# Bluestone Melbourne Liquid Yeast



## chesl73 (14/2/19)

Hey guys

I recently heard about this: https://bluestoneyeast.com.au/

Appears to be Melbourne grown liquid yeast. Never heard of it before. Anyone got any insights?
You can't buy them off the website and a quick search doesn't return much of anything.
Seems interesting.


----------



## tanked84 (14/2/19)

Looks alright, when they selling to home Brewers?


----------



## pnorkle (14/2/19)

There's contact info on their web page - probably worth dropping them a line & asking how to purchase.


----------



## PaleRider (15/2/19)

They're not selling yet.
Doing production testing at the moment & all the QC that goes along with that.
Hopefully in a few months we'll have more options for fresh yeast.


----------



## Nullnvoid (15/2/19)

Awesome....just around the corner from work!


----------



## PaleRider (15/2/19)

Nullnvoid said:


> Awesome....just around the corner from work!



Same.


----------



## Nullnvoid (15/2/19)

PaleRider said:


> Same.



It's a good area to work.....At least 3 homebrew shops and now a yeast place all within 5 minutes of my workplace!


----------



## chesl73 (15/2/19)

I've emailed them. I'll let you know the response.


----------



## chesl73 (15/2/19)

They responded very quickly with:
"Thanks for reaching out to us. We are currently concentrating on pro brewers, but we are ramping up production so we can supply the home brew market also. Will keep you updated."


----------



## Bluestone Yeast (9/8/19)

chesl73 said:


> Hey guys
> 
> I recently heard about this: https://bluestoneyeast.com.au/
> 
> ...



Hey Guys, 
We're the first 100% Australian Liquid Yeast Manufacturer from Mulgrave, Melbourne. Currently, all our strains are available for sale but only for commercial orders, We're planning to enter into the Homebrew market by next year !! Till then stay updated by Liking our Facebook page and sign up to become a bedrock brewer. Always a chance to win some exciting samples to pitch directly into creating some amazing beers. 
We love the support from our local brewers, Please connect us via messenger or email us at [email protected]. 
Cheers 
Bluestoneyeast Team


----------



## mongey (14/8/19)

I like the range. I’d support it for sure once your selling


----------



## soreba (15/8/19)

Ill be following this.. Im keen on not having to rely on the Americans as much for yeast.
Will soon be able to do full local support beer - Voyager Malt (NSW), Hops (TAS), Yeast (VIC)


----------



## Roosterboy (15/8/19)

Bluestone Yeast said:


> Hey Guys,
> We're the first 100% Australian Liquid Yeast Manufacturer from Mulgrave, Melbourne. Currently, all our strains are available for sale but only for commercial orders, We're planning to enter into the Homebrew market by next year !! Till then stay updated by Liking our Facebook page and sign up to become a bedrock brewer. Always a chance to win some exciting samples to pitch directly into creating some amazing beers.
> We love the support from our local brewers, Please connect us via messenger or email us at [email protected].
> Cheers
> Bluestoneyeast Team


So just to be clear because alot of people like to know who owns what , your totally independent from the big overseas yeast suppliers ?


----------



## goatchop41 (15/8/19)

Roosterboy said:


> So just to be clear because alot of people like to know who owns what , your totally independent from the big overseas yeast suppliers ?

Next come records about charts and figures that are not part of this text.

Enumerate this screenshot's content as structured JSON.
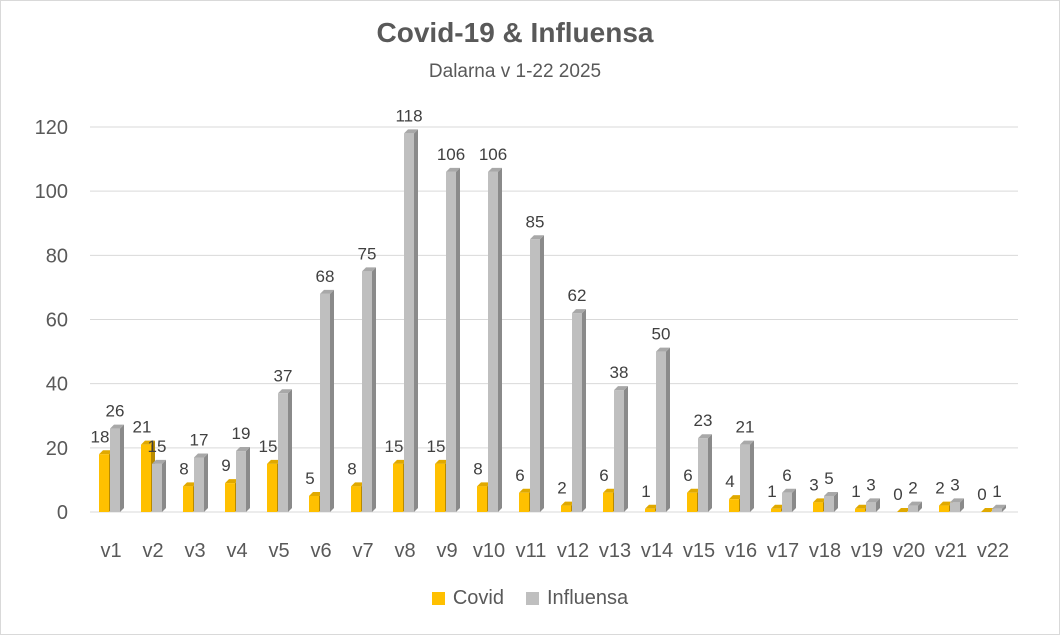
{
  "chart_data": {
    "type": "bar",
    "title": "Covid-19 & Influensa",
    "subtitle": "Dalarna v 1-22 2025",
    "categories": [
      "v1",
      "v2",
      "v3",
      "v4",
      "v5",
      "v6",
      "v7",
      "v8",
      "v9",
      "v10",
      "v11",
      "v12",
      "v13",
      "v14",
      "v15",
      "v16",
      "v17",
      "v18",
      "v19",
      "v20",
      "v21",
      "v22"
    ],
    "series": [
      {
        "name": "Covid",
        "color": "#ffc000",
        "values": [
          18,
          21,
          8,
          9,
          15,
          5,
          8,
          15,
          15,
          8,
          6,
          2,
          6,
          1,
          6,
          4,
          1,
          3,
          1,
          0,
          2,
          0
        ]
      },
      {
        "name": "Influensa",
        "color": "#bfbfbf",
        "values": [
          26,
          15,
          17,
          19,
          37,
          68,
          75,
          118,
          106,
          106,
          85,
          62,
          38,
          50,
          23,
          21,
          6,
          5,
          3,
          2,
          3,
          1
        ]
      }
    ],
    "ylim": [
      0,
      120
    ],
    "yticks": [
      0,
      20,
      40,
      60,
      80,
      100,
      120
    ],
    "grid": true,
    "legend_position": "bottom",
    "style": "3d-clustered-column"
  }
}
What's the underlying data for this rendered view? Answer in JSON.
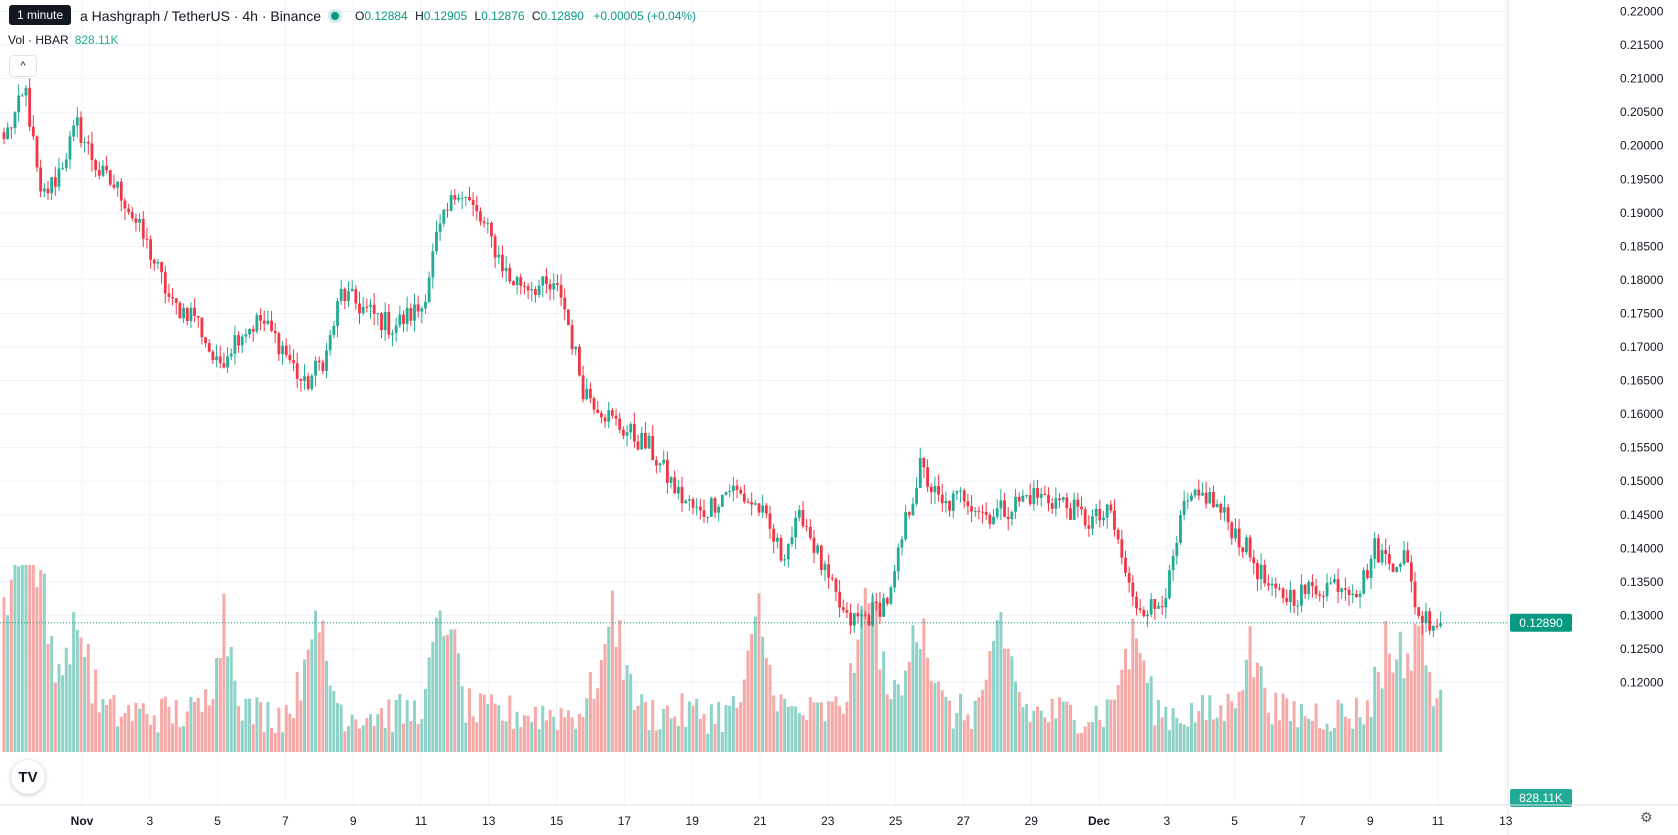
{
  "header": {
    "tooltip": "1 minute",
    "symbol": "a Hashgraph / TetherUS · 4h · Binance",
    "ohlc": {
      "o_label": "O",
      "o": "0.12884",
      "h_label": "H",
      "h": "0.12905",
      "l_label": "L",
      "l": "0.12876",
      "c_label": "C",
      "c": "0.12890",
      "change": "+0.00005 (+0.04%)"
    },
    "volume_label": "Vol · HBAR",
    "volume_value": "828.11K",
    "logo_icon": "tradingview-logo-icon",
    "settings_icon": "gear-icon"
  },
  "colors": {
    "up": "#22ab94",
    "down": "#f23645",
    "vol_up": "#8fd2c8",
    "vol_down": "#f7a9a7",
    "last_price": "#089981"
  },
  "chart_data": {
    "type": "candlestick",
    "price_labels": [
      "0.22000",
      "0.21500",
      "0.21000",
      "0.20500",
      "0.20000",
      "0.19500",
      "0.19000",
      "0.18500",
      "0.18000",
      "0.17500",
      "0.17000",
      "0.16500",
      "0.16000",
      "0.15500",
      "0.15000",
      "0.14500",
      "0.14000",
      "0.13500",
      "0.13000",
      "0.12500",
      "0.12000"
    ],
    "ylim": [
      0.1161,
      0.221
    ],
    "x_labels": [
      "Nov",
      "3",
      "5",
      "7",
      "9",
      "11",
      "13",
      "15",
      "17",
      "19",
      "21",
      "23",
      "25",
      "27",
      "29",
      "Dec",
      "3",
      "5",
      "7",
      "9",
      "11",
      "13"
    ],
    "last_price": "0.12890",
    "last_volume": "828.11K",
    "anchors": [
      [
        0,
        0.201
      ],
      [
        6,
        0.208
      ],
      [
        10,
        0.192
      ],
      [
        14,
        0.195
      ],
      [
        20,
        0.203
      ],
      [
        26,
        0.196
      ],
      [
        32,
        0.193
      ],
      [
        40,
        0.184
      ],
      [
        46,
        0.176
      ],
      [
        52,
        0.175
      ],
      [
        58,
        0.167
      ],
      [
        64,
        0.172
      ],
      [
        70,
        0.174
      ],
      [
        76,
        0.17
      ],
      [
        82,
        0.164
      ],
      [
        88,
        0.169
      ],
      [
        92,
        0.178
      ],
      [
        100,
        0.175
      ],
      [
        106,
        0.173
      ],
      [
        114,
        0.176
      ],
      [
        118,
        0.186
      ],
      [
        124,
        0.194
      ],
      [
        132,
        0.187
      ],
      [
        138,
        0.18
      ],
      [
        146,
        0.179
      ],
      [
        152,
        0.178
      ],
      [
        158,
        0.164
      ],
      [
        166,
        0.159
      ],
      [
        176,
        0.155
      ],
      [
        184,
        0.148
      ],
      [
        190,
        0.145
      ],
      [
        198,
        0.149
      ],
      [
        206,
        0.146
      ],
      [
        212,
        0.139
      ],
      [
        218,
        0.145
      ],
      [
        224,
        0.136
      ],
      [
        230,
        0.129
      ],
      [
        236,
        0.13
      ],
      [
        242,
        0.133
      ],
      [
        246,
        0.144
      ],
      [
        250,
        0.152
      ],
      [
        256,
        0.146
      ],
      [
        262,
        0.148
      ],
      [
        268,
        0.145
      ],
      [
        274,
        0.146
      ],
      [
        280,
        0.148
      ],
      [
        288,
        0.147
      ],
      [
        296,
        0.144
      ],
      [
        302,
        0.145
      ],
      [
        308,
        0.132
      ],
      [
        314,
        0.131
      ],
      [
        318,
        0.135
      ],
      [
        322,
        0.146
      ],
      [
        328,
        0.148
      ],
      [
        334,
        0.144
      ],
      [
        340,
        0.139
      ],
      [
        346,
        0.133
      ],
      [
        352,
        0.133
      ],
      [
        358,
        0.134
      ],
      [
        364,
        0.135
      ],
      [
        370,
        0.134
      ],
      [
        374,
        0.14
      ],
      [
        378,
        0.138
      ],
      [
        382,
        0.139
      ],
      [
        386,
        0.13
      ],
      [
        392,
        0.1289
      ]
    ],
    "volume_axis_max": 2.55,
    "volume_spikes": [
      [
        3,
        0.2,
        2.55
      ],
      [
        9,
        0.22,
        1.93
      ],
      [
        20,
        0.22,
        1.2
      ],
      [
        60,
        0.18,
        1.3
      ],
      [
        85,
        0.2,
        1.55
      ],
      [
        120,
        0.2,
        1.45
      ],
      [
        166,
        0.23,
        1.55
      ],
      [
        206,
        0.2,
        1.3
      ],
      [
        236,
        0.25,
        1.6
      ],
      [
        250,
        0.2,
        1.45
      ],
      [
        272,
        0.2,
        1.3
      ],
      [
        308,
        0.2,
        1.2
      ],
      [
        340,
        0.2,
        1.1
      ],
      [
        378,
        0.2,
        1.0
      ],
      [
        386,
        0.2,
        1.05
      ]
    ]
  }
}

Nothing on their website, nor anything in any of the available articles about them online state that they have any ties to overseas yeast manufacturers


----------



## The hop cartel (15/8/19)

Hopefully this answers some questions...

https://podtail.com/fi/podcast/the-beer-healer-interviews/ep-37-let-s-talk-about-yeast-baby/


----------



## Nullnvoid (16/8/19)

The hop cartel said:


> Hopefully this answers some questions...
> 
> https://podtail.com/fi/podcast/the-beer-healer-interviews/ep-37-let-s-talk-about-yeast-baby/



Was trying to remember what podcast I heard them on to link it. 

From what I understand from the podcast, they buy the yeast from a biobank (like everyone) and then they grow it up themselves. 

All yeast comes from the same place it's just called different names.


----------



## DJR (16/8/19)

have had a quick chat to the guys and seems interesting for sure. Commercial only but they are in operation, can't wait to see what they can do at the homebrew scale. On a commercial level the only option so far has been to order pitchable quantities from the USA and pay huge shipping charges to get it over quickly enough, from melbourne the shipping becomes a lot less.
Hopefully enough strains to keep people happy, and keen to see if they get some unique or rare stuff.


----------